By David Martin

Bruges canal
Bruges canal

Bruges is a medieval city, with narrow, winding, twisting, cobblestoned streets. Canals wend their way through the city, a throwback to the halcyon trading days of the Hanseatic league. The quaint old buildings are narrow, multi-storied and crowded together, fronting directly onto the streets.

There are lots of bikes, day and night. People of all ages wearing, not lycra, but ‘normal’ clothing. Parents with children in add-on seats, trailers or ‘cargo bags’. Teenagers ride two-by-two, chattering and laughing on their way to and from school. Families proceed like a gaggle of geese, mum and/or dad with children of all ages on or around their bikes.

Yes, there are cars but they go slowly and defer very politely to people on foot and on bicycles. In fact, even when a bike rider brazenly refuses to give way when legally they should, the driver yields and allows the rider to pass with no horn honking or abuse. This is just the way it goes here.

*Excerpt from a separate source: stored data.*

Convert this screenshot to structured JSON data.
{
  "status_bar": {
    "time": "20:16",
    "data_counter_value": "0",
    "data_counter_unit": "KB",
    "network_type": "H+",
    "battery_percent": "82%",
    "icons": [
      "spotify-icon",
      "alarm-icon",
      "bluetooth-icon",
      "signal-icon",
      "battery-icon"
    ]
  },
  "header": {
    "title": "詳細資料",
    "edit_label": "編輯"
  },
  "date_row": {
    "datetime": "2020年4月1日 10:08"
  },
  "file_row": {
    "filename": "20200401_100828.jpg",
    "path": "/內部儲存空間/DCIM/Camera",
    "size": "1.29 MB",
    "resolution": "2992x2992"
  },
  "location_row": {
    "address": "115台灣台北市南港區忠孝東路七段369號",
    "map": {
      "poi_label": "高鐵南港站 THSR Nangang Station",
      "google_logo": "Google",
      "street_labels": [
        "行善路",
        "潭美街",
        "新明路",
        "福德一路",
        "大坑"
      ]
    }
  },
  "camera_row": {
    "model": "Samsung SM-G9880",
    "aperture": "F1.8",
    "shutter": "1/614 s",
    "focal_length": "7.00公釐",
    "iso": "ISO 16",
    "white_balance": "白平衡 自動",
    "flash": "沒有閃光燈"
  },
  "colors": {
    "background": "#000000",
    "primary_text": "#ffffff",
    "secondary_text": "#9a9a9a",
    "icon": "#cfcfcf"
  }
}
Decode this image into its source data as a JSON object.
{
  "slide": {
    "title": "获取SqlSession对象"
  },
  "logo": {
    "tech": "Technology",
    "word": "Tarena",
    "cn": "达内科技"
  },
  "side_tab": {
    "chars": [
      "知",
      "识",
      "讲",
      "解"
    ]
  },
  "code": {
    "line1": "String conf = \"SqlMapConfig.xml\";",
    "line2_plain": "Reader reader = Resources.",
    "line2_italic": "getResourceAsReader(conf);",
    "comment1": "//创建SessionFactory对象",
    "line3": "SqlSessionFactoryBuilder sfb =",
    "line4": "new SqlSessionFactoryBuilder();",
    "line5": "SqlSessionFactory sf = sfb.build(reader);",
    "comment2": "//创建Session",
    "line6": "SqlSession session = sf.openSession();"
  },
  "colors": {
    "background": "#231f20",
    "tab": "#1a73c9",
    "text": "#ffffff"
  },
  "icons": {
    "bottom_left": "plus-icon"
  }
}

There are very few helmets worn. The ones I saw were on ‘roadies’, the keen, fit, young riders on expensive machines. There’s an irony here for me: it’s only a couple of decades ago that roadies were the least likely of any riders to wear helmets. By the way, why is it de rigeur for roadies everywhere to dress totally in black? I’m feeling decidedly uncool in my hi-vis colours.

Riders are out day and night and use of lights at night is almost universal, though flashing LEDs are almost absent.

Sound like nirvana? Yes, it’s close. But not perfect. The cobblestones would shake your dentures loose if you had them. I’d ditch my beloved road bike at home for something with wider wheels and lower tyre pressures.


Valda and I took a Sunday guided ride, a small group of seven on a relaxed tour of the countryside around Bruges, less than 20km in total. There are lots of cycle lanes, shared paths and quiet streets along the canals and through the rich farming land they call the ‘polders’, land reclaimed from the sea.

Our group stopped for a break mid ride – just like our BayBUG Sunday rides – in Damme, a small town. In Sydney we restrict ourselves to coffee and the like but in Belgium it seems quite normal to have a Sunday morning beer. The beer is good, yes, but I’ll keep it for later in the day, thanks.

I saw broken glass only once, in a town square on this Sunday ride. A single beer glass perhaps, from the Saturday night before. Our tour guide was most concerned and hovered over it while we all passed around.

Bruges – a million (cycling) miles from Sydney!